Anche a Noto migliaia di fedeli per il rito dell´apertura presieduto da Mons. Antonio Staglianò. La comunità diocesana si è ritrovata per questo momento significativo che mette al centro la misericordia di Dio offerta in Cristo ad ogni uomo, con l´impegno di tutta la Chiesa di incarnare in mezzo agli uomini l´amore cristiano, attraverso il Vangelo. Da tutti i dodici comuni della diocesi presenze numerose di fedeli che non hanno voluto mancare all´appuntamento. Il vescovo, Mons. Antonio Staglianò, ha officiato la solenne concelebrazione in Cattedrale.

Il rito dell´apertura si ripeterà lunedì alle 18.30 a Modica quando il vescovo Mons. Staglianò aprirà la Porta Santa della Basilica della Madonna delle Grazie, scelta per vivere il Giubileo e lucrare le indulgenze. La Comunità cristiana, con i sacerdoti e le religiose, si radunerà alle ore 18,30 nella chiesa del Carmine in Piazza Matteotti. Sarà letta la Bolla d’indizione del Giubileo e proclamato un brano del Vangelo. Muoverà quindi la processione penitenziale alla volta del Santuario. Giunti davanti alla Basilica il Vescovo aprirà la Porta Santa e nella chiesa, completamente vuota, entrerà il Vescovo portando l’Evangeliario e a seguire il Popolo di Dio. Seguirà una solenne Concelebrazione, dopo aver fatto memoria del Battesimo.
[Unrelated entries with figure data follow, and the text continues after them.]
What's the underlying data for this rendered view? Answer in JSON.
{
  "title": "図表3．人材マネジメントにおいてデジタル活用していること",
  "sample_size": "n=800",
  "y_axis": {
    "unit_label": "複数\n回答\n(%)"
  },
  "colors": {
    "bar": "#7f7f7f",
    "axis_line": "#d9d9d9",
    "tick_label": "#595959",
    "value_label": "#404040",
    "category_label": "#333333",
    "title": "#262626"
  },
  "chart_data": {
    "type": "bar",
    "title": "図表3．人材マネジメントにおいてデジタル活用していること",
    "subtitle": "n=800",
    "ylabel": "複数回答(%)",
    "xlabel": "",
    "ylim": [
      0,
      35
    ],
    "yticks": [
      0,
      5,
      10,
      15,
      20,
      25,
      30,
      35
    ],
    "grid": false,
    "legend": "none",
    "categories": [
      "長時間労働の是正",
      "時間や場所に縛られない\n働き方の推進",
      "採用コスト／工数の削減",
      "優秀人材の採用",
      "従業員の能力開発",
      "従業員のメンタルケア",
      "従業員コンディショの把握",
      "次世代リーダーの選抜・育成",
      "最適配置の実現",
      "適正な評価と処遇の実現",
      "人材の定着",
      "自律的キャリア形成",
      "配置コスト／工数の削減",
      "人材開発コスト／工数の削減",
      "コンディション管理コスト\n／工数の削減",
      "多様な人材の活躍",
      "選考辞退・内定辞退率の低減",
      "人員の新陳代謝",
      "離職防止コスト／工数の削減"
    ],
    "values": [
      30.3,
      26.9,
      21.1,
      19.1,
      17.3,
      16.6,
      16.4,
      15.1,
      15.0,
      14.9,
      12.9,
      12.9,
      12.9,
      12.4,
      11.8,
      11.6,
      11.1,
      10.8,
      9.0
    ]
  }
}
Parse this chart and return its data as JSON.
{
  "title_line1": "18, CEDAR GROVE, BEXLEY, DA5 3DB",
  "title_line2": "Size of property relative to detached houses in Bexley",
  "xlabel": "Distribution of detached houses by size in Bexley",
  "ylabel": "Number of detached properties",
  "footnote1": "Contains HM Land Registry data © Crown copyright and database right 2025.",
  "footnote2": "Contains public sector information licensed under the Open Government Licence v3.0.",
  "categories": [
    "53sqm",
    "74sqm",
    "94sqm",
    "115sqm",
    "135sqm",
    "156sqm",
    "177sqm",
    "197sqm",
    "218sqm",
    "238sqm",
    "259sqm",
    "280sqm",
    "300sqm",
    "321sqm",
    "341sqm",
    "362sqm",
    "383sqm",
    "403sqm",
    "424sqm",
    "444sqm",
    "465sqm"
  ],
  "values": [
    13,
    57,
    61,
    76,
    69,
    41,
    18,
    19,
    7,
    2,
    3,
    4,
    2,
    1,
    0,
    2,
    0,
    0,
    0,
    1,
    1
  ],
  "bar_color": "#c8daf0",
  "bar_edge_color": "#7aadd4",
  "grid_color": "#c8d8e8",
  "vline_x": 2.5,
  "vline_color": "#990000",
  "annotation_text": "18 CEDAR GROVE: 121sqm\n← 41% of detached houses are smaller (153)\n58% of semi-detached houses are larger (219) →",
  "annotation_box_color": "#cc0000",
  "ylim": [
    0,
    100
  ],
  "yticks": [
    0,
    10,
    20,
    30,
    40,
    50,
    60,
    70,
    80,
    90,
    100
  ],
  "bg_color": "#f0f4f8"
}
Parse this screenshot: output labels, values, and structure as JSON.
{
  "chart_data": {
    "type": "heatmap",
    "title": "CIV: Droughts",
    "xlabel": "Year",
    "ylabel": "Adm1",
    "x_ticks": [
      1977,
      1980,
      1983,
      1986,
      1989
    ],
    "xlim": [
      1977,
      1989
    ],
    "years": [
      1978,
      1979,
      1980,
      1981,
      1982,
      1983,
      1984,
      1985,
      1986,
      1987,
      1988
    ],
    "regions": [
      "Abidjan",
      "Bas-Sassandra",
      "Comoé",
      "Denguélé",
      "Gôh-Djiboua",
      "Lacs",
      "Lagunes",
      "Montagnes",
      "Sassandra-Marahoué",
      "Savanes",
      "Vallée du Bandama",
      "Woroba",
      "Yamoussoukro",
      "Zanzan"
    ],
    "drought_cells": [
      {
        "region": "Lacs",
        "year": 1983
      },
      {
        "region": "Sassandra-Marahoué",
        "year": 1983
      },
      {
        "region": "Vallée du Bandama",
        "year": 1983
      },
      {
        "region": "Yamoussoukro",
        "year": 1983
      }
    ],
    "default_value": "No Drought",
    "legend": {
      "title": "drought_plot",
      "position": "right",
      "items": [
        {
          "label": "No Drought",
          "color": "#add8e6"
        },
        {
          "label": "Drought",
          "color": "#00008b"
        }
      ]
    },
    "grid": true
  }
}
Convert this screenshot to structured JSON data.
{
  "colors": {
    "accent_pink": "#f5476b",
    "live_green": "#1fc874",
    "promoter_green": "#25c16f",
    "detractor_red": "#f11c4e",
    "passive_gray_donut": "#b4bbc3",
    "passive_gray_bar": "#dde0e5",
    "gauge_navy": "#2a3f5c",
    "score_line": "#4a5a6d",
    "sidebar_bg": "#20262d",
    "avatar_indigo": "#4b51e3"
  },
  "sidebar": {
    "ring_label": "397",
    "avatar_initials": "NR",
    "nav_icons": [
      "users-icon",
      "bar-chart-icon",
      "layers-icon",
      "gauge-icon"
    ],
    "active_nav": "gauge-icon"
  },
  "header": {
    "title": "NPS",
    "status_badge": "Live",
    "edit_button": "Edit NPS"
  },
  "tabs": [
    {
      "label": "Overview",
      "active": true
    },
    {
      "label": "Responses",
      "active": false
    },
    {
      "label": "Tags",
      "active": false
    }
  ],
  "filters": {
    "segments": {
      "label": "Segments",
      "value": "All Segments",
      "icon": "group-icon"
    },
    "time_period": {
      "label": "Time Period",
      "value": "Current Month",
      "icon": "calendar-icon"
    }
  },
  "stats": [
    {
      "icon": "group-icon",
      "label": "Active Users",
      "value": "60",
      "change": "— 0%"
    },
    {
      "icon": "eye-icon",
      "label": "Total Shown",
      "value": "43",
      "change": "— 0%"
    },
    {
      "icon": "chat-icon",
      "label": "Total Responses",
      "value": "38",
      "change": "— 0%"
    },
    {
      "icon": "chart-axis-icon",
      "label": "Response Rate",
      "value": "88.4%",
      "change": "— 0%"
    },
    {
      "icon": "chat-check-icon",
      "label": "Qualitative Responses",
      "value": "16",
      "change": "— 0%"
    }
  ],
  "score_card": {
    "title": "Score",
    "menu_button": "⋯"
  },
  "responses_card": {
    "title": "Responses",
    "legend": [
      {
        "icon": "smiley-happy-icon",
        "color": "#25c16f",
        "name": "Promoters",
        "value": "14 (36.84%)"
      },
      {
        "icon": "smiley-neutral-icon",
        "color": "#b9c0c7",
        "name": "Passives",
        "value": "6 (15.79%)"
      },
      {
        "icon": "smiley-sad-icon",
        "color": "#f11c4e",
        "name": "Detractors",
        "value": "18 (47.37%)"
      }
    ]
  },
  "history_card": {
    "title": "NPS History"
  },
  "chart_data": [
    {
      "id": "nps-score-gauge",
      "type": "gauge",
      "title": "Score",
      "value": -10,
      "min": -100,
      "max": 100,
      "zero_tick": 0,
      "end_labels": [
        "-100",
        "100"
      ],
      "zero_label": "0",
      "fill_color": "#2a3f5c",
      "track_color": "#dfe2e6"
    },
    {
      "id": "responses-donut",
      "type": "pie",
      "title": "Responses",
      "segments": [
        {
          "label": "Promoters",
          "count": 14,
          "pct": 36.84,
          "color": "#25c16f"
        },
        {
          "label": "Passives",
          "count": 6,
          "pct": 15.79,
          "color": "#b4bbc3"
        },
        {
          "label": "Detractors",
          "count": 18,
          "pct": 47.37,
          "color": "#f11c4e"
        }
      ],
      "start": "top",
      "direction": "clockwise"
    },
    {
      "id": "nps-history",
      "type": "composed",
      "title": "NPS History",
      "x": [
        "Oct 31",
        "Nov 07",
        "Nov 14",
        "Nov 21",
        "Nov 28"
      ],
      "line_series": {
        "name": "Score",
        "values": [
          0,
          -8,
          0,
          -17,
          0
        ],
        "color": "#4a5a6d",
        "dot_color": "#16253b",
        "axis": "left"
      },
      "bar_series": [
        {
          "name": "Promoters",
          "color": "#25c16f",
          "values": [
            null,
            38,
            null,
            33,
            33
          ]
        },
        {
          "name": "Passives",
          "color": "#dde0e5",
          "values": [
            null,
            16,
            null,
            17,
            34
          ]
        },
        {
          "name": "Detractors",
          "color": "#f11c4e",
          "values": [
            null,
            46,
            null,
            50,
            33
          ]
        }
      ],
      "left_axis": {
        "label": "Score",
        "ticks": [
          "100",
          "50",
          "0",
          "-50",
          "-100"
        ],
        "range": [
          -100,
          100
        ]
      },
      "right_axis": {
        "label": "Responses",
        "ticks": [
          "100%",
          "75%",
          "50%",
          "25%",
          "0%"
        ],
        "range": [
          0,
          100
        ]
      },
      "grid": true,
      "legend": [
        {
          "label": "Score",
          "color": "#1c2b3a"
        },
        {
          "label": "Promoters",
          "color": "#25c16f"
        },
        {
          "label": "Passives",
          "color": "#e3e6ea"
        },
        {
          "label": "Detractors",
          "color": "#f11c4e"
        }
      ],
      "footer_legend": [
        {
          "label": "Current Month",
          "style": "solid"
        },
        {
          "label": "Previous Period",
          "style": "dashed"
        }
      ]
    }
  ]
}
Ma non ci saranno solo le chiese delle cattedrali o del vicariato per Modica ad aprire perchè nella diocesi di Noto ci saranno porte sante come quelle del Boccone del Povero di Modica, delle Camilliane di Ispica, del Convento del Rosario di Scicli, la Mensa San Vincenzo de’ Paoli di Avola, maturata come prolungamento della mensa eucaristica. La Porta santa che si apre al Centro Agape di Pachino (rimando ai Piccoli fratelli di Modica, a Shalom di Scicli, ai Superabili di Avola) diventa proposta di percorsi di cammino comune con i diversamente abili abbattendo barriere e pensando al «dopo», quando vengono a mancare le famiglie. Ancora alla Casa don Puglisi di Modica, mentre la Casa Tobia di Noto offre vie di misericordia nel ricordo di Mons. Nicolosi e nella semplicità dei piccoli del Vangelo che la abitano. Sulla città si apre lo sguardo della misericordia con la Porta santa del cantiere educativo «La fontana del villaggio» di Pozzallo per ritrovarne l’anima, come amava dire La Pira. E a Rosolini sono le strade l’attenzione.